17 milyar dolar maliyet hesabı yapılan proje ile hızlı tren hattı üzerinde 15 istasyon kurulması ve bu hat üzerinden Türkiye’ye yolcu ve malzeme taşınması amaçlanıyor.
Ulaştırma Bakanı Abdülkadir Uraloğlu, 19 Nisan’da yaptığı açıklamada, iki ülke yetkilileri arasında aylar süren görüşmeler sonrası bir ortak mekanizma kurulması konusunda anlaşıldığını kaydetti. Türk yetkililer bu projenin hayata geçirilebilmesinin önünde de PKK’nın bir sorun yarattığını kaydediyor.
Kalkınma Yolu Projesi’nin yaşama geçirilmesi için güvenlik ortamının sağlanmış olması gerekliliği, Bağdat’ın Ankara ile PKK konusunda geçmişe oranla daha fazla işbirliği yapmak istemesinin nedenleri arasında sayılıyor. Başta Birleşik Arap Emirlikleri olmak üzere Körfez sermayesinin baş yatırımcılar olarak ilgi gösterdiği projeye Türkiye de katkı vereceğini, özellikle ulaştırma, enerji gibi alanlarda devrede olacağını kaydetti.

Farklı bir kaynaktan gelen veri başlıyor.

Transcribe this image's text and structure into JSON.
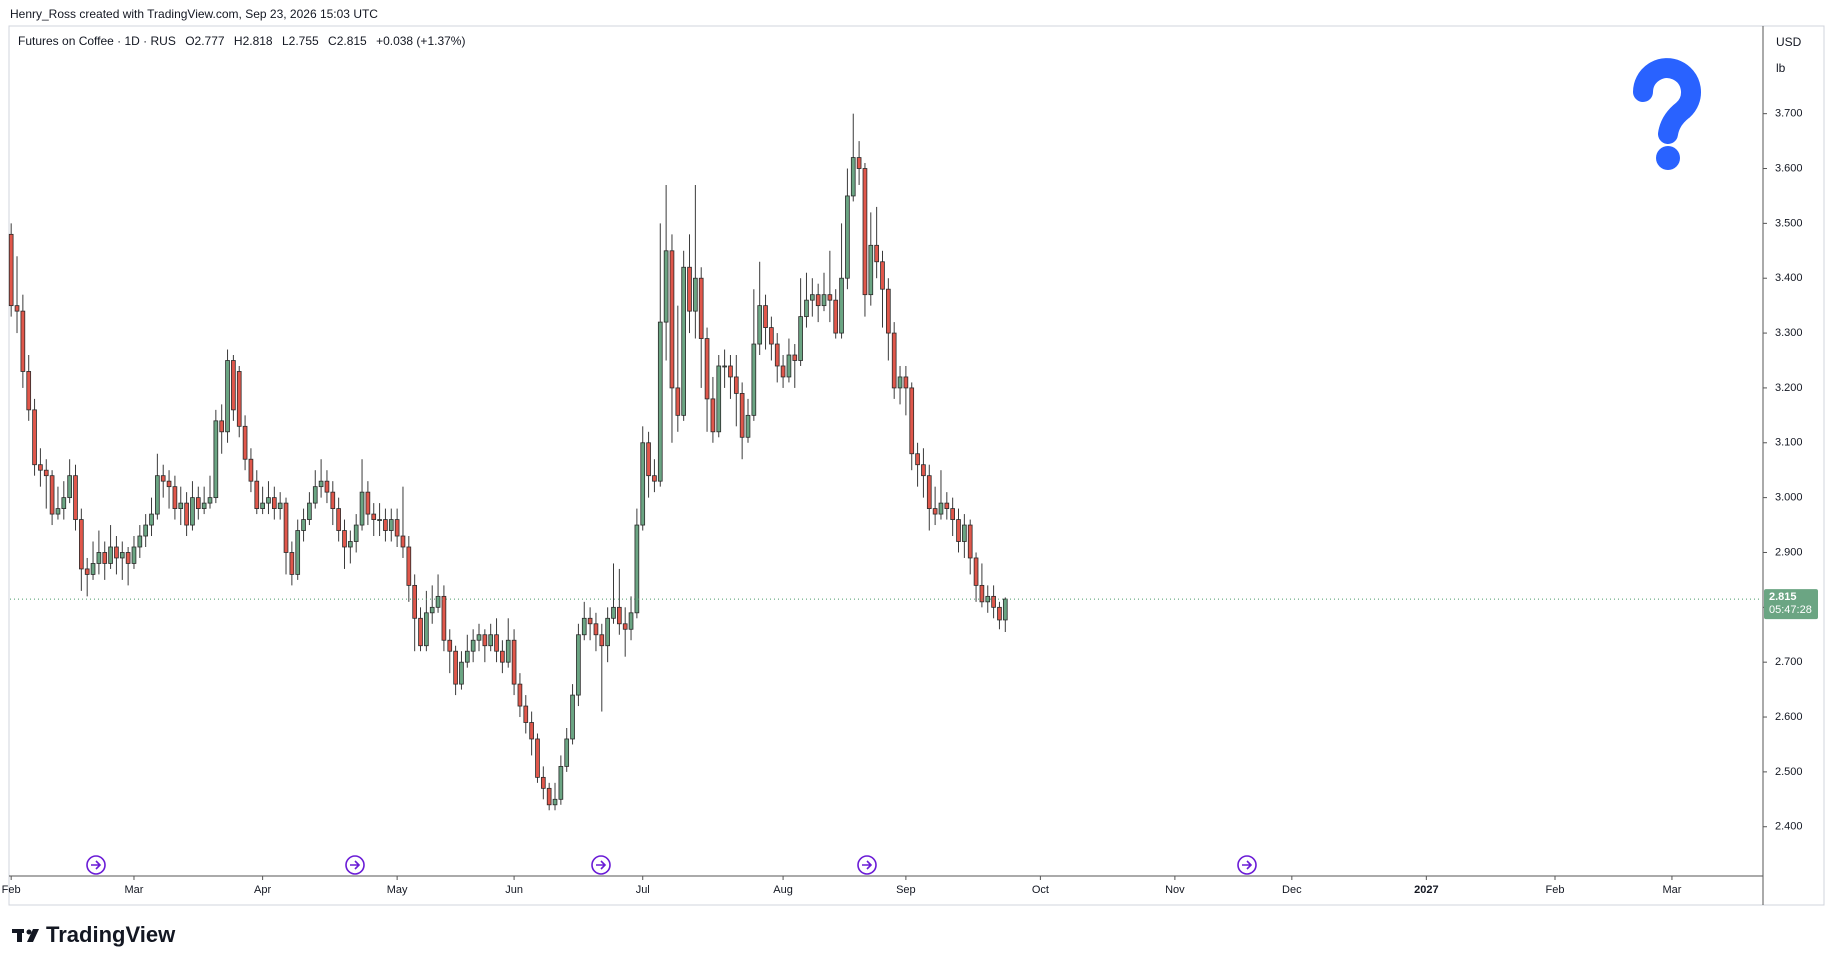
{
  "header": "Henry_Ross created with TradingView.com, Sep 23, 2026 15:03 UTC",
  "chart_data": {
    "type": "candlestick",
    "symbol": "Futures on Coffee · 1D · RUS",
    "legend_labels": [
      "O",
      "H",
      "L",
      "C"
    ],
    "change_label": "+0.038 (+1.37%)",
    "currency": "USD",
    "unit": "lb",
    "countdown": "05:47:28",
    "up_color": "#6ba583",
    "down_color": "#e0574b",
    "xlim": [
      -0.2,
      299.4
    ],
    "xticks": [
      {
        "value": 0,
        "label": "Feb"
      },
      {
        "value": 21,
        "label": "Mar"
      },
      {
        "value": 43,
        "label": "Apr"
      },
      {
        "value": 66,
        "label": "May"
      },
      {
        "value": 86,
        "label": "Jun"
      },
      {
        "value": 108,
        "label": "Jul"
      },
      {
        "value": 132,
        "label": "Aug"
      },
      {
        "value": 153,
        "label": "Sep"
      },
      {
        "value": 176,
        "label": "Oct"
      },
      {
        "value": 199,
        "label": "Nov"
      },
      {
        "value": 219,
        "label": "Dec"
      },
      {
        "value": 242,
        "label": "2027"
      },
      {
        "value": 264,
        "label": "Feb"
      },
      {
        "value": 284,
        "label": "Mar"
      }
    ],
    "ylim": [
      2.312,
      3.858
    ],
    "yticks": [
      {
        "value": 2.4,
        "label": "2.400"
      },
      {
        "value": 2.5,
        "label": "2.500"
      },
      {
        "value": 2.6,
        "label": "2.600"
      },
      {
        "value": 2.7,
        "label": "2.700"
      },
      {
        "value": 2.8,
        "label": "2.800"
      },
      {
        "value": 2.9,
        "label": "2.900"
      },
      {
        "value": 3.0,
        "label": "3.000"
      },
      {
        "value": 3.1,
        "label": "3.100"
      },
      {
        "value": 3.2,
        "label": "3.200"
      },
      {
        "value": 3.3,
        "label": "3.300"
      },
      {
        "value": 3.4,
        "label": "3.400"
      },
      {
        "value": 3.5,
        "label": "3.500"
      },
      {
        "value": 3.6,
        "label": "3.600"
      },
      {
        "value": 3.7,
        "label": "3.700"
      }
    ],
    "ohlc": [
      [
        3.48,
        3.5,
        3.33,
        3.35
      ],
      [
        3.35,
        3.44,
        3.3,
        3.34
      ],
      [
        3.34,
        3.37,
        3.2,
        3.23
      ],
      [
        3.23,
        3.26,
        3.14,
        3.16
      ],
      [
        3.16,
        3.18,
        3.04,
        3.06
      ],
      [
        3.06,
        3.09,
        3.02,
        3.05
      ],
      [
        3.05,
        3.07,
        2.98,
        3.04
      ],
      [
        3.04,
        3.05,
        2.95,
        2.97
      ],
      [
        2.97,
        3.02,
        2.96,
        2.98
      ],
      [
        2.98,
        3.03,
        2.96,
        3.0
      ],
      [
        3.0,
        3.07,
        2.99,
        3.04
      ],
      [
        3.04,
        3.06,
        2.94,
        2.96
      ],
      [
        2.96,
        2.98,
        2.83,
        2.87
      ],
      [
        2.87,
        2.89,
        2.82,
        2.86
      ],
      [
        2.86,
        2.92,
        2.85,
        2.88
      ],
      [
        2.88,
        2.94,
        2.86,
        2.9
      ],
      [
        2.9,
        2.92,
        2.85,
        2.88
      ],
      [
        2.88,
        2.95,
        2.87,
        2.91
      ],
      [
        2.91,
        2.93,
        2.86,
        2.89
      ],
      [
        2.89,
        2.92,
        2.85,
        2.9
      ],
      [
        2.9,
        2.91,
        2.84,
        2.88
      ],
      [
        2.88,
        2.93,
        2.87,
        2.91
      ],
      [
        2.91,
        2.95,
        2.89,
        2.93
      ],
      [
        2.93,
        2.97,
        2.91,
        2.95
      ],
      [
        2.95,
        3.0,
        2.93,
        2.97
      ],
      [
        2.97,
        3.08,
        2.96,
        3.04
      ],
      [
        3.04,
        3.06,
        3.0,
        3.03
      ],
      [
        3.03,
        3.05,
        2.98,
        3.02
      ],
      [
        3.02,
        3.04,
        2.96,
        2.98
      ],
      [
        2.98,
        3.02,
        2.95,
        2.99
      ],
      [
        2.99,
        3.01,
        2.93,
        2.95
      ],
      [
        2.95,
        3.03,
        2.94,
        3.0
      ],
      [
        3.0,
        3.02,
        2.96,
        2.98
      ],
      [
        2.98,
        3.02,
        2.97,
        2.99
      ],
      [
        2.99,
        3.04,
        2.98,
        3.0
      ],
      [
        3.0,
        3.16,
        2.99,
        3.14
      ],
      [
        3.14,
        3.17,
        3.08,
        3.12
      ],
      [
        3.12,
        3.27,
        3.1,
        3.25
      ],
      [
        3.25,
        3.26,
        3.14,
        3.16
      ],
      [
        3.23,
        3.24,
        3.11,
        3.13
      ],
      [
        3.13,
        3.15,
        3.05,
        3.07
      ],
      [
        3.07,
        3.09,
        3.01,
        3.03
      ],
      [
        3.03,
        3.05,
        2.97,
        2.98
      ],
      [
        2.98,
        3.02,
        2.97,
        2.99
      ],
      [
        2.99,
        3.03,
        2.97,
        3.0
      ],
      [
        3.0,
        3.02,
        2.96,
        2.98
      ],
      [
        2.98,
        3.01,
        2.96,
        2.99
      ],
      [
        2.99,
        3.0,
        2.86,
        2.9
      ],
      [
        2.9,
        2.92,
        2.84,
        2.86
      ],
      [
        2.86,
        2.96,
        2.85,
        2.94
      ],
      [
        2.94,
        2.98,
        2.92,
        2.96
      ],
      [
        2.96,
        3.01,
        2.95,
        2.99
      ],
      [
        2.99,
        3.05,
        2.98,
        3.02
      ],
      [
        3.02,
        3.07,
        3.0,
        3.03
      ],
      [
        3.03,
        3.05,
        2.99,
        3.01
      ],
      [
        3.01,
        3.03,
        2.95,
        2.98
      ],
      [
        2.98,
        3.0,
        2.92,
        2.94
      ],
      [
        2.94,
        2.96,
        2.87,
        2.91
      ],
      [
        2.91,
        2.94,
        2.88,
        2.92
      ],
      [
        2.92,
        2.97,
        2.9,
        2.95
      ],
      [
        2.95,
        3.07,
        2.94,
        3.01
      ],
      [
        3.01,
        3.03,
        2.95,
        2.97
      ],
      [
        2.97,
        2.99,
        2.93,
        2.96
      ],
      [
        2.96,
        2.99,
        2.93,
        2.96
      ],
      [
        2.96,
        2.98,
        2.92,
        2.94
      ],
      [
        2.94,
        2.98,
        2.92,
        2.96
      ],
      [
        2.96,
        2.98,
        2.91,
        2.93
      ],
      [
        2.93,
        3.02,
        2.89,
        2.91
      ],
      [
        2.91,
        2.93,
        2.81,
        2.84
      ],
      [
        2.84,
        2.86,
        2.72,
        2.78
      ],
      [
        2.78,
        2.8,
        2.72,
        2.73
      ],
      [
        2.73,
        2.83,
        2.72,
        2.79
      ],
      [
        2.79,
        2.84,
        2.77,
        2.8
      ],
      [
        2.8,
        2.86,
        2.79,
        2.82
      ],
      [
        2.82,
        2.84,
        2.72,
        2.74
      ],
      [
        2.74,
        2.76,
        2.68,
        2.72
      ],
      [
        2.72,
        2.73,
        2.64,
        2.66
      ],
      [
        2.66,
        2.72,
        2.65,
        2.7
      ],
      [
        2.7,
        2.75,
        2.69,
        2.72
      ],
      [
        2.72,
        2.76,
        2.7,
        2.74
      ],
      [
        2.74,
        2.77,
        2.72,
        2.75
      ],
      [
        2.75,
        2.76,
        2.7,
        2.73
      ],
      [
        2.73,
        2.77,
        2.72,
        2.75
      ],
      [
        2.75,
        2.78,
        2.7,
        2.72
      ],
      [
        2.72,
        2.74,
        2.68,
        2.7
      ],
      [
        2.7,
        2.78,
        2.69,
        2.74
      ],
      [
        2.74,
        2.76,
        2.64,
        2.66
      ],
      [
        2.66,
        2.68,
        2.6,
        2.62
      ],
      [
        2.62,
        2.64,
        2.57,
        2.59
      ],
      [
        2.59,
        2.61,
        2.53,
        2.56
      ],
      [
        2.56,
        2.57,
        2.48,
        2.49
      ],
      [
        2.49,
        2.51,
        2.45,
        2.47
      ],
      [
        2.47,
        2.48,
        2.43,
        2.44
      ],
      [
        2.44,
        2.48,
        2.43,
        2.45
      ],
      [
        2.45,
        2.53,
        2.44,
        2.51
      ],
      [
        2.51,
        2.58,
        2.5,
        2.56
      ],
      [
        2.56,
        2.66,
        2.55,
        2.64
      ],
      [
        2.64,
        2.77,
        2.62,
        2.75
      ],
      [
        2.75,
        2.81,
        2.74,
        2.78
      ],
      [
        2.78,
        2.8,
        2.74,
        2.77
      ],
      [
        2.77,
        2.79,
        2.72,
        2.75
      ],
      [
        2.75,
        2.77,
        2.61,
        2.73
      ],
      [
        2.73,
        2.8,
        2.7,
        2.78
      ],
      [
        2.78,
        2.88,
        2.77,
        2.8
      ],
      [
        2.8,
        2.87,
        2.75,
        2.77
      ],
      [
        2.77,
        2.8,
        2.71,
        2.76
      ],
      [
        2.76,
        2.82,
        2.74,
        2.79
      ],
      [
        2.79,
        2.98,
        2.78,
        2.95
      ],
      [
        2.95,
        3.13,
        2.94,
        3.1
      ],
      [
        3.1,
        3.12,
        3.0,
        3.04
      ],
      [
        3.04,
        3.07,
        3.01,
        3.03
      ],
      [
        3.03,
        3.5,
        3.02,
        3.32
      ],
      [
        3.32,
        3.57,
        3.25,
        3.45
      ],
      [
        3.45,
        3.48,
        3.1,
        3.2
      ],
      [
        3.2,
        3.35,
        3.12,
        3.15
      ],
      [
        3.15,
        3.45,
        3.14,
        3.42
      ],
      [
        3.42,
        3.48,
        3.3,
        3.34
      ],
      [
        3.34,
        3.57,
        3.29,
        3.4
      ],
      [
        3.4,
        3.42,
        3.2,
        3.29
      ],
      [
        3.29,
        3.31,
        3.12,
        3.18
      ],
      [
        3.18,
        3.22,
        3.1,
        3.12
      ],
      [
        3.12,
        3.26,
        3.11,
        3.24
      ],
      [
        3.24,
        3.27,
        3.2,
        3.24
      ],
      [
        3.24,
        3.26,
        3.18,
        3.22
      ],
      [
        3.22,
        3.26,
        3.13,
        3.19
      ],
      [
        3.19,
        3.21,
        3.07,
        3.11
      ],
      [
        3.11,
        3.18,
        3.1,
        3.15
      ],
      [
        3.15,
        3.38,
        3.14,
        3.28
      ],
      [
        3.28,
        3.43,
        3.26,
        3.35
      ],
      [
        3.35,
        3.37,
        3.27,
        3.31
      ],
      [
        3.31,
        3.33,
        3.25,
        3.28
      ],
      [
        3.28,
        3.3,
        3.21,
        3.24
      ],
      [
        3.24,
        3.26,
        3.2,
        3.22
      ],
      [
        3.22,
        3.29,
        3.21,
        3.26
      ],
      [
        3.26,
        3.28,
        3.2,
        3.25
      ],
      [
        3.25,
        3.4,
        3.24,
        3.33
      ],
      [
        3.33,
        3.41,
        3.31,
        3.36
      ],
      [
        3.36,
        3.4,
        3.33,
        3.37
      ],
      [
        3.37,
        3.39,
        3.32,
        3.35
      ],
      [
        3.35,
        3.41,
        3.34,
        3.37
      ],
      [
        3.37,
        3.45,
        3.32,
        3.36
      ],
      [
        3.36,
        3.38,
        3.29,
        3.3
      ],
      [
        3.3,
        3.5,
        3.29,
        3.4
      ],
      [
        3.4,
        3.6,
        3.38,
        3.55
      ],
      [
        3.55,
        3.7,
        3.54,
        3.62
      ],
      [
        3.62,
        3.65,
        3.57,
        3.6
      ],
      [
        3.6,
        3.61,
        3.33,
        3.37
      ],
      [
        3.37,
        3.52,
        3.35,
        3.46
      ],
      [
        3.46,
        3.53,
        3.4,
        3.43
      ],
      [
        3.43,
        3.45,
        3.31,
        3.38
      ],
      [
        3.38,
        3.4,
        3.25,
        3.3
      ],
      [
        3.3,
        3.32,
        3.18,
        3.2
      ],
      [
        3.2,
        3.24,
        3.17,
        3.22
      ],
      [
        3.22,
        3.24,
        3.15,
        3.2
      ],
      [
        3.2,
        3.21,
        3.05,
        3.08
      ],
      [
        3.08,
        3.1,
        3.02,
        3.06
      ],
      [
        3.06,
        3.09,
        3.0,
        3.04
      ],
      [
        3.04,
        3.06,
        2.94,
        2.98
      ],
      [
        2.98,
        3.02,
        2.95,
        2.97
      ],
      [
        2.97,
        3.05,
        2.96,
        2.99
      ],
      [
        2.99,
        3.01,
        2.96,
        2.98
      ],
      [
        2.98,
        3.0,
        2.93,
        2.96
      ],
      [
        2.96,
        2.98,
        2.9,
        2.92
      ],
      [
        2.92,
        2.97,
        2.89,
        2.95
      ],
      [
        2.95,
        2.96,
        2.86,
        2.89
      ],
      [
        2.89,
        2.9,
        2.81,
        2.84
      ],
      [
        2.84,
        2.88,
        2.8,
        2.81
      ],
      [
        2.81,
        2.84,
        2.79,
        2.82
      ],
      [
        2.82,
        2.84,
        2.78,
        2.8
      ],
      [
        2.8,
        2.81,
        2.76,
        2.777
      ],
      [
        2.777,
        2.818,
        2.755,
        2.815
      ]
    ]
  },
  "logo": "TradingView"
}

Projenin 2030’a kadar tamamlanması amaçlanıyor.
Kerkük-Yumurtalık Boru Hattı
Erdoğan’ın Bağdat’tan sonra geçeceği Irak Kürdistan Bölgesel Yönetimi (IKBY) başkenti Erbil’de yapacağı temaslarda; güvenlik, ekonomi ve ticaretin yanı sıra enerji işbirliğinin ele alınması ve bu kapsamda 2023 Mart ayından bu yana kapalı olan Kerkük-Yumurtalık boru hattının yeniden çalışmaya başlaması konusunun ele alınması bekleniyor.
Irak, IKBY’nin çıkardığı petrolü Kerkük-Ceyhan ham petrol boru hattı üzerinden ithal etmesinin iki ülke arasındaki anlaşmayı ihlal ettiğini savunarak 2014 yılında tahkim davası açmıştı.
Uluslararası Tahkim Mahkemesi, 25 Mart 2023’te Irak’ın davayı kazandığını kararlaştırmış, Türkiye’nin Irak yönetimine 1,4 milyar dolar ödemesini talep etmişti.
Kararın ardından IKBY’den Türkiye’ye gelen günlük 450 bin varillik petrol ihracatı durdurulmuştu.
Türkiye, Irak tarafına boru hattının çalıştırılmasına hazır olduğunu iletmiş ancak merkezi Bağdat yönetimi ile Bölgesel Yönetim arasındaki sorunların devam etmesi nedeniyle bu konuda bir adım atılamamıştı.
Bu ziyarette enerji konusundaki işbirliğinin geniş bir şekilde ele alınması ve somut adımların atılması öngörülüyor.